Asset manager and bank heavyweights call for major reform to clearing houses

BlackRock, Goldman Sachs, Allianz, JP Morgan and Vanguard are among those raising concerns about CCPs, urging regulators to take action.

Nine major financial institutions have called on regulators to take action to make central counterparties (CCPs) safer amid concerns that clearing houses may fail when faced with severe market shocks.

BlackRock, Goldman Sachs, JP Morgan, Allianz, Citi, Societe Generale, State Street, T. Rowe Price and Vanguard published a joint paper detailing how regulators could improve the “safety and soundness” of CCPs. 

In a statement, the industry heavyweights said that CCPs have been increasingly relied upon to protect from counterparty losses during market shock events. Despite regulators taking steps to improve the situation in recent years, the banks and asset managers agreed that issues relating to resilience, recovery and resolution of CCPs need action.

“Our recommendations would help ensure that clearing members’ and end-users’ exposures to the CCP are limited, ascertainable and manageable,” said Marnie Rosenberg, global head of clearing house risk and strategy at JP Morgan.

The recommendations the organisations have put to authorities focus on the key concerns around resilience, recovery and resolution.
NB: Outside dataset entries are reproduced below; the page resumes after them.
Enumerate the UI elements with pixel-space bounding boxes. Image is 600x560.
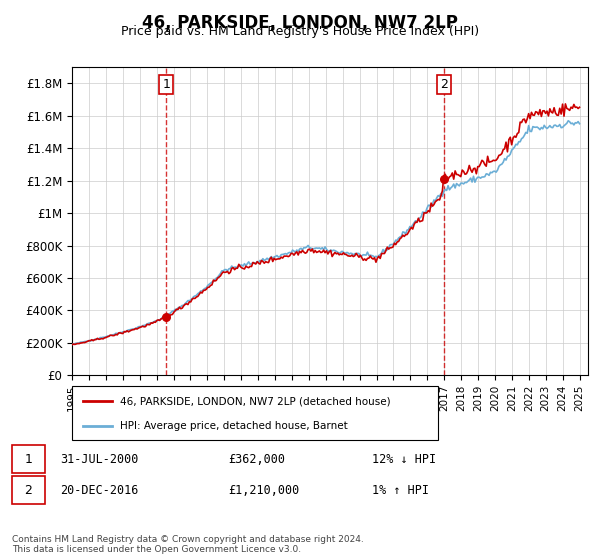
Text: 12% ↓ HPI: 12% ↓ HPI xyxy=(372,452,436,466)
Point xyxy=(161,312,171,321)
Text: 2: 2 xyxy=(440,78,448,91)
Text: 1: 1 xyxy=(24,452,32,466)
Text: 20-DEC-2016: 20-DEC-2016 xyxy=(60,483,139,497)
Point xyxy=(439,175,448,184)
Text: 1: 1 xyxy=(163,78,170,91)
Text: 2: 2 xyxy=(24,483,32,497)
Text: HPI: Average price, detached house, Barnet: HPI: Average price, detached house, Barn… xyxy=(119,421,347,431)
Text: 46, PARKSIDE, LONDON, NW7 2LP (detached house): 46, PARKSIDE, LONDON, NW7 2LP (detached … xyxy=(119,396,390,407)
Text: 46, PARKSIDE, LONDON, NW7 2LP: 46, PARKSIDE, LONDON, NW7 2LP xyxy=(142,14,458,32)
Text: 31-JUL-2000: 31-JUL-2000 xyxy=(60,452,139,466)
Text: 1% ↑ HPI: 1% ↑ HPI xyxy=(372,483,429,497)
Text: Contains HM Land Registry data © Crown copyright and database right 2024.
This d: Contains HM Land Registry data © Crown c… xyxy=(12,535,364,554)
FancyBboxPatch shape xyxy=(72,386,438,440)
Text: £1,210,000: £1,210,000 xyxy=(228,483,299,497)
Text: Price paid vs. HM Land Registry's House Price Index (HPI): Price paid vs. HM Land Registry's House … xyxy=(121,25,479,38)
Text: £362,000: £362,000 xyxy=(228,452,285,466)
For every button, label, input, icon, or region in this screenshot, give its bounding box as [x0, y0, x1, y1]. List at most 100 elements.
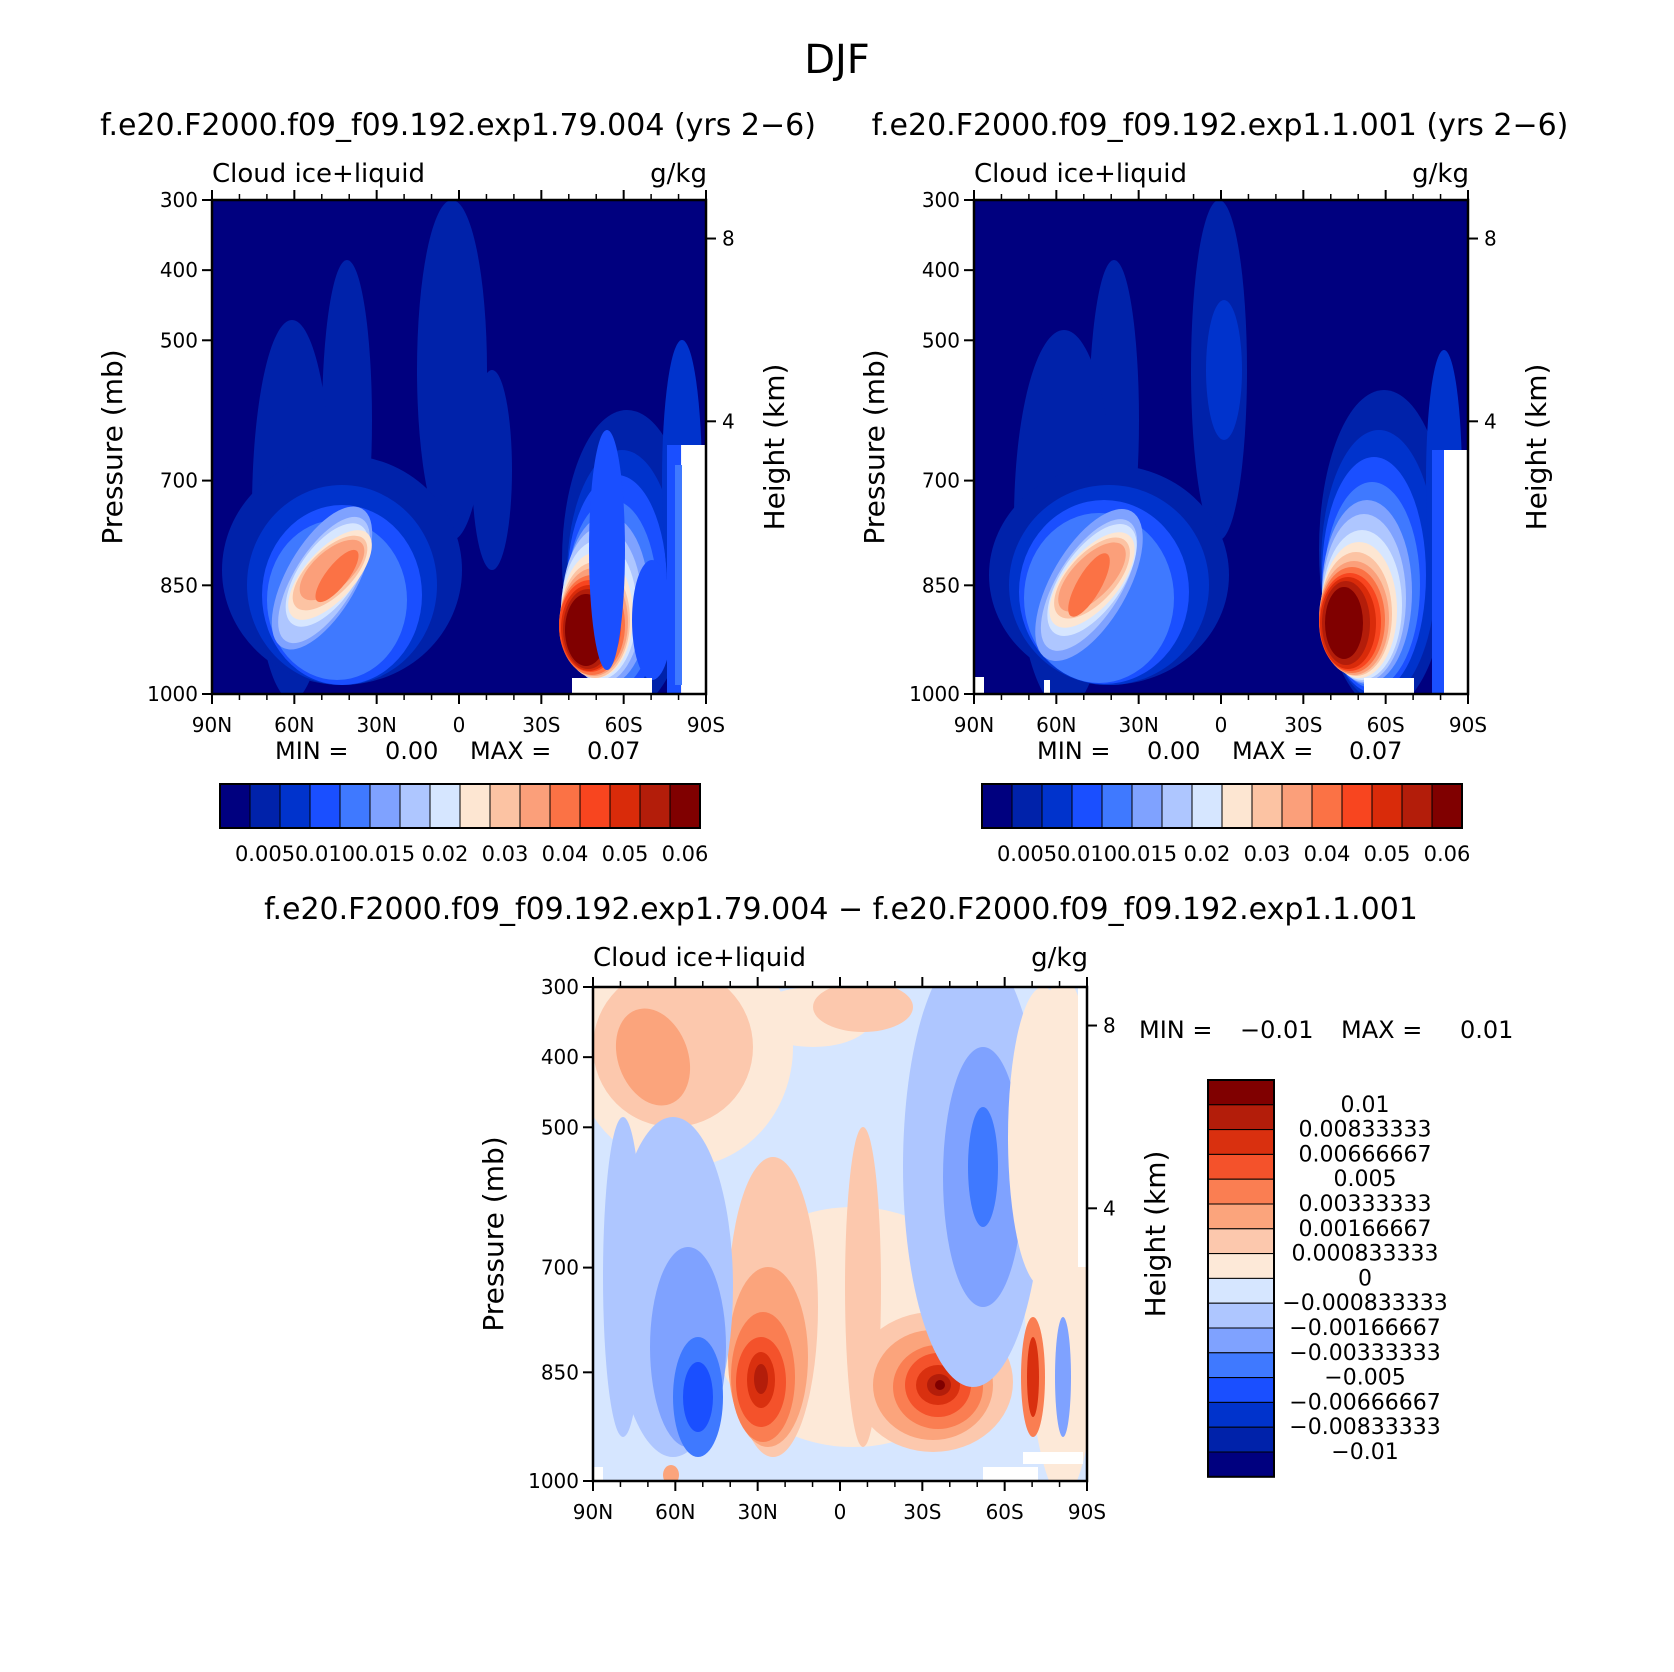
colorbar-label: 0 [1358, 1266, 1372, 1291]
colorbar-box [1207, 1352, 1275, 1379]
colorbar-label: 0.00333333 [1299, 1192, 1432, 1217]
colorbar-box [1207, 1203, 1275, 1230]
colorbar-box [1207, 1228, 1275, 1255]
y-tick-label: 500 [541, 1115, 579, 1139]
colorbar-box [219, 783, 251, 829]
x-tick-label: 90N [954, 713, 994, 737]
colorbar-box [1207, 1153, 1275, 1180]
x-tick-label: 0 [834, 1500, 847, 1524]
panel-3-min-value: −0.01 [1240, 1016, 1314, 1044]
y-tick-label: 700 [922, 469, 960, 493]
colorbar-box [1311, 783, 1343, 829]
figure-title: DJF [804, 37, 870, 83]
colorbar-box [549, 783, 581, 829]
y-tick-label: 1000 [528, 1469, 579, 1493]
colorbar-box [1207, 1079, 1275, 1106]
panel-2-y2-title: Height (km) [1520, 364, 1553, 531]
x-tick-label: 60S [986, 1500, 1024, 1524]
colorbar-label: 0.03 [482, 842, 529, 866]
panel-1: f.e20.F2000.f09_f09.192.exp1.79.004 (yrs… [96, 108, 816, 866]
x-tick-label: 30N [356, 713, 396, 737]
y-tick-label: 500 [922, 328, 960, 352]
y-tick-label: 850 [160, 573, 198, 597]
x-tick-label: 0 [453, 713, 466, 737]
panel-1-variable: Cloud ice+liquid [212, 159, 425, 189]
panel-3-plot-area [593, 987, 1087, 1481]
y-tick-label: 850 [922, 573, 960, 597]
colorbar-label: −0.000833333 [1282, 1291, 1447, 1316]
colorbar-box [1207, 1451, 1275, 1478]
x-tick-label: 60N [1036, 713, 1076, 737]
colorbar-label: 0.02 [422, 842, 469, 866]
x-tick-label: 90N [192, 713, 232, 737]
colorbar-box [249, 783, 281, 829]
x-tick-label: 90S [1449, 713, 1487, 737]
colorbar-box [1207, 1253, 1275, 1279]
y-tick-label: 300 [160, 188, 198, 212]
colorbar-box [1207, 1377, 1275, 1403]
panel-1-units: g/kg [650, 159, 707, 189]
colorbar-frame [219, 783, 701, 829]
y-tick-label: 400 [922, 258, 960, 282]
panel-2-max-value: 0.07 [1349, 737, 1402, 765]
colorbar-box [459, 783, 491, 829]
panel-3-min-label: MIN = [1139, 1016, 1212, 1044]
x-tick-label: 30S [903, 1500, 941, 1524]
colorbar-box [519, 783, 551, 829]
y-tick-label: 850 [541, 1360, 579, 1384]
colorbar-box [1401, 783, 1433, 829]
x-tick-label: 30S [1284, 713, 1322, 737]
panel-3: f.e20.F2000.f09_f09.192.exp1.79.004 − f.… [264, 892, 1513, 1524]
colorbar-box [1207, 1129, 1275, 1155]
colorbar-box [669, 783, 701, 829]
panel-2-colorbar: 0.005 0.010 0.015 0.02 0.03 0.04 0.05 0.06 [981, 783, 1471, 866]
colorbar-label: 0.04 [1304, 842, 1351, 866]
colorbar-box [1431, 783, 1463, 829]
y2-tick-label: 8 [1484, 227, 1497, 251]
colorbar-box [489, 783, 521, 829]
colorbar-box [1207, 1327, 1275, 1354]
colorbar-label: 0.01 [1341, 1093, 1390, 1118]
panel-1-colorbar: 0.005 0.010 0.015 0.02 0.03 0.04 0.05 0.06 [219, 783, 708, 866]
colorbar-label: −0.01 [1331, 1440, 1398, 1465]
colorbar-box [309, 783, 341, 829]
colorbar-box [1371, 783, 1403, 829]
panel-3-max-value: 0.01 [1460, 1016, 1513, 1044]
y-tick-label: 1000 [909, 682, 960, 706]
panel-1-max-value: 0.07 [587, 737, 640, 765]
colorbar-label: 0.015 [1117, 842, 1177, 866]
y2-tick-label: 4 [1484, 409, 1497, 433]
panel-1-title: f.e20.F2000.f09_f09.192.exp1.79.004 (yrs… [100, 108, 816, 143]
colorbar-frame [981, 783, 1463, 829]
colorbar-box [1207, 1104, 1275, 1131]
colorbar-label: 0.04 [542, 842, 589, 866]
colorbar-box [1101, 783, 1133, 829]
panel-3-variable: Cloud ice+liquid [593, 943, 806, 973]
colorbar-box [1041, 783, 1073, 829]
colorbar-box [981, 783, 1013, 829]
colorbar-box [1207, 1178, 1275, 1205]
panel-1-y2-title: Height (km) [758, 364, 791, 531]
colorbar-box [1281, 783, 1313, 829]
colorbar-box [579, 783, 611, 829]
colorbar-box [639, 783, 671, 829]
colorbar-box [1221, 783, 1253, 829]
colorbar-box [1161, 783, 1193, 829]
colorbar-box [609, 783, 641, 829]
colorbar-label: 0.06 [1424, 842, 1471, 866]
x-tick-label: 90S [687, 713, 725, 737]
colorbar-box [1341, 783, 1373, 829]
colorbar-label: 0.005 [997, 842, 1057, 866]
panel-2-min-value: 0.00 [1147, 737, 1200, 765]
y-tick-label: 700 [541, 1256, 579, 1280]
y-tick-label: 700 [160, 469, 198, 493]
panel-3-y2-title: Height (km) [1139, 1151, 1172, 1318]
colorbar-label: 0.005 [1334, 1167, 1397, 1192]
panel-1-max-label: MAX = [470, 737, 551, 765]
colorbar-frame [1207, 1079, 1275, 1478]
colorbar-label: 0.010 [1057, 842, 1117, 866]
x-tick-label: 90N [573, 1500, 613, 1524]
panel-1-min-value: 0.00 [385, 737, 438, 765]
colorbar-box [339, 783, 371, 829]
panel-1-field [222, 200, 706, 694]
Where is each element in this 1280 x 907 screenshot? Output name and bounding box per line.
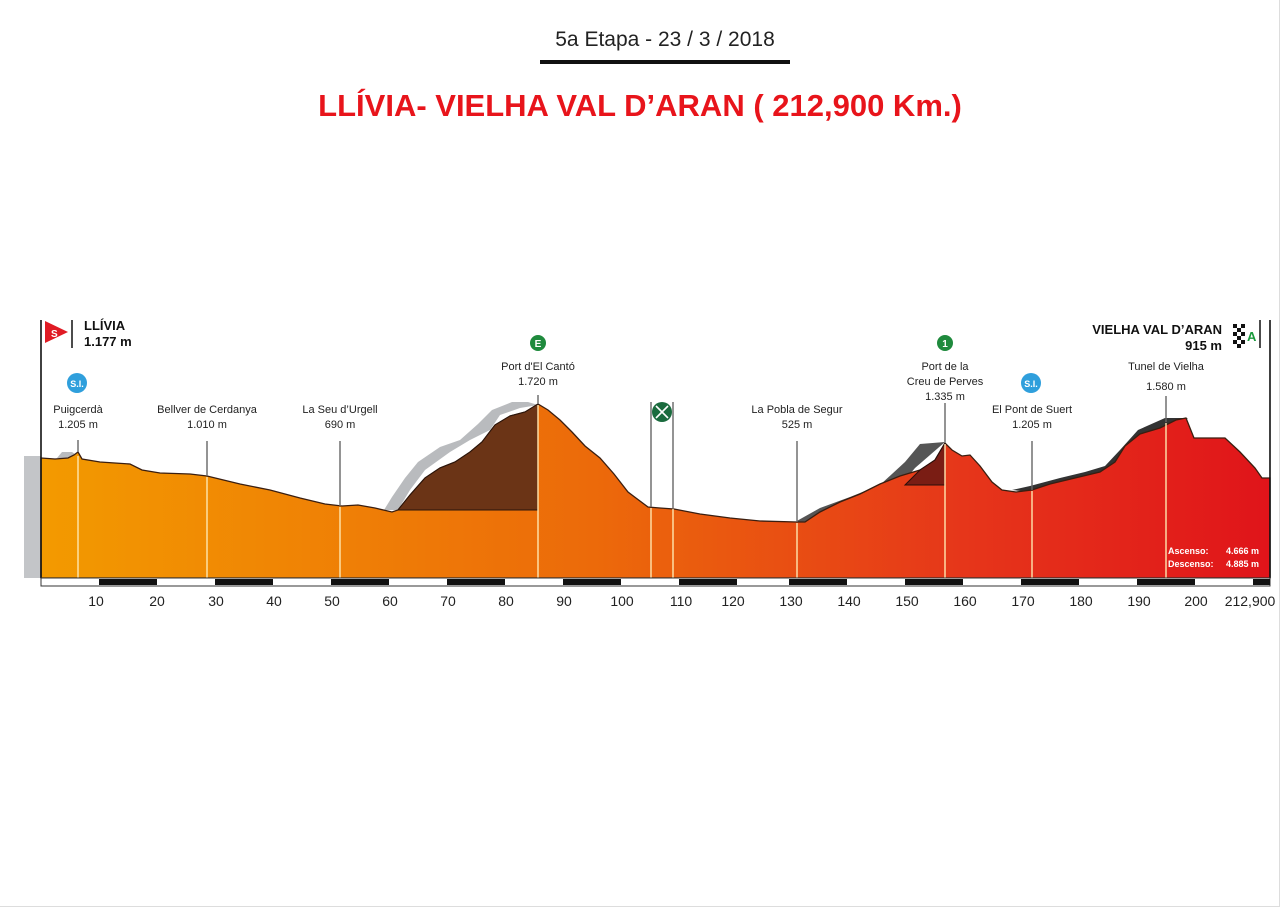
- waypoint-label-puigcerda: Puigcerdà 1.205 m: [53, 403, 103, 433]
- waypoint-name: Puigcerdà: [53, 404, 103, 416]
- finish-altitude: 915 m: [1185, 338, 1222, 353]
- waypoint-name: La Pobla de Segur: [751, 404, 843, 416]
- climb-shadow-canto: [384, 402, 538, 510]
- start-altitude: 1.177 m: [84, 334, 132, 349]
- descent-label: Descenso:: [1168, 559, 1214, 569]
- waypoint-name: La Seu d’Urgell: [302, 404, 378, 416]
- waypoint-name: Bellver de Cerdanya: [157, 404, 257, 416]
- profile-area: [40, 403, 1271, 579]
- sprint-si-icon: S.I.: [67, 373, 87, 393]
- feed-zone-icon: [652, 402, 672, 422]
- waypoint-altitude: 690 m: [324, 419, 356, 431]
- ascent-label: Ascenso:: [1168, 546, 1209, 556]
- subtitle-underline: [540, 60, 790, 64]
- climb-core-perves: [903, 441, 946, 486]
- waypoint-altitude: 1.205 m: [58, 419, 98, 431]
- svg-text:S.I.: S.I.: [1024, 379, 1038, 389]
- waypoint-label-tunel-vielha: Tunel de Vielha 1.580 m: [1128, 360, 1204, 395]
- x-tick: 70: [440, 593, 456, 609]
- svg-text:S: S: [51, 329, 58, 340]
- svg-text:1: 1: [942, 339, 948, 350]
- finish-label: VIELHA VAL D’ARAN 915 m: [1092, 322, 1222, 354]
- climb-shadow-perves: [795, 442, 945, 524]
- waypoint-label-bellver: Bellver de Cerdanya 1.010 m: [157, 403, 257, 433]
- waypoint-altitude: 1.335 m: [925, 391, 965, 403]
- x-tick: 212,900: [1224, 593, 1276, 609]
- svg-text:A: A: [1247, 329, 1257, 344]
- waypoint-name-line2: Creu de Perves: [906, 376, 984, 388]
- waypoint-altitude: 1.580 m: [1146, 381, 1186, 393]
- finish-name: VIELHA VAL D’ARAN: [1092, 322, 1222, 337]
- svg-text:S.I.: S.I.: [70, 379, 84, 389]
- x-tick: 150: [895, 593, 919, 609]
- start-altitude-block: [24, 456, 41, 578]
- waypoint-label-seu-urgell: La Seu d’Urgell 690 m: [302, 403, 377, 433]
- ascent-descent-stats: Ascenso: 4.666 m Descenso: 4.885 m: [1168, 545, 1259, 571]
- waypoint-altitude: 1.720 m: [518, 376, 558, 388]
- sprint-si-icon: S.I.: [1021, 373, 1041, 393]
- x-tick: 60: [382, 593, 398, 609]
- x-tick: 180: [1069, 593, 1093, 609]
- start-name: LLÍVIA: [84, 318, 126, 333]
- climb-category-1-icon: 1: [937, 335, 953, 351]
- climb-category-e-icon: E: [530, 335, 546, 351]
- x-tick: 110: [669, 593, 693, 609]
- x-tick: 100: [610, 593, 634, 609]
- x-tick: 10: [88, 593, 104, 609]
- waypoint-label-creu-perves: Port de la Creu de Perves 1.335 m: [907, 360, 983, 405]
- waypoint-altitude: 1.205 m: [1012, 419, 1052, 431]
- x-tick: 190: [1127, 593, 1151, 609]
- ascent-value: 4.666 m: [1226, 546, 1260, 556]
- waypoint-label-pobla-segur: La Pobla de Segur 525 m: [751, 403, 842, 433]
- start-label: LLÍVIA 1.177 m: [84, 318, 132, 350]
- x-tick: 90: [556, 593, 572, 609]
- x-tick: 200: [1184, 593, 1208, 609]
- stage-title: LLÍVIA- VIELHA VAL D’ARAN ( 212,900 Km.): [318, 88, 962, 123]
- waypoint-name: Port d'El Cantó: [501, 361, 575, 373]
- waypoint-altitude: 1.010 m: [187, 419, 227, 431]
- waypoint-altitude: 525 m: [781, 419, 813, 431]
- x-tick: 40: [266, 593, 282, 609]
- descent-value: 4.885 m: [1226, 559, 1260, 569]
- x-tick: 120: [721, 593, 745, 609]
- x-tick: 140: [837, 593, 861, 609]
- start-flag-icon: S: [45, 321, 68, 343]
- km-scale-bar: [40, 577, 1271, 587]
- waypoint-lines: [77, 395, 1167, 578]
- checkered-flag-icon: A: [1233, 324, 1257, 348]
- stage-subtitle: 5a Etapa - 23 / 3 / 2018: [555, 28, 775, 51]
- x-tick: 160: [953, 593, 977, 609]
- x-tick: 50: [324, 593, 340, 609]
- climb-core-canto: [396, 403, 539, 511]
- x-tick: 30: [208, 593, 224, 609]
- waypoint-label-pont-suert: El Pont de Suert 1.205 m: [992, 403, 1072, 433]
- waypoint-name-line1: Port de la: [921, 361, 969, 373]
- x-tick: 80: [498, 593, 514, 609]
- svg-text:E: E: [535, 339, 542, 350]
- waypoint-name: Tunel de Vielha: [1128, 361, 1204, 373]
- x-tick: 20: [149, 593, 165, 609]
- x-tick: 170: [1011, 593, 1035, 609]
- waypoint-label-port-canto: Port d'El Cantó 1.720 m: [501, 360, 575, 390]
- waypoint-name: El Pont de Suert: [991, 404, 1073, 416]
- x-tick: 130: [779, 593, 803, 609]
They include ensuring CCPs are subject to greater risk management standards, requiring CCPs to make “material contributions” of their own capital to the default waterfall, introducing a clearing ballot to support CCP recovery, and regular reviews of CCP rulebooks by resolution authorities with CCP primary regulators, and systemic risk regulators.

“Together, our recommendations will help ensure that CCPs are optimally structured to make sure the market remains resilient in the unlikely event of a meaningful disruption,” Eileen Kiely, Deputy head of counterparty and concentration risk at BlackRock, commented.

Similarly, Vanguard’s global head of capital markets legal and regulatory at Vanguard, William Thum, added that although many risks related to central clearing have been mitigated, additional protections are needed to strengthen margin calculations and default fund components, while preserving assets of non-defaulting participants.

“Together, these recommendations form a path forward to aligning incentives and enhancing financial stability through even stronger CCPs,” said Nicolas Friedman, global co-head of counterparty risk at Goldman Sachs.

The debate over CCP safety and soundness was given impetus last year after a high-profile default at the Nordic clearing house run by Nasdaq caused two-thirds of its mutual default fund, which its clearing members contribute to, was used to cover the loss.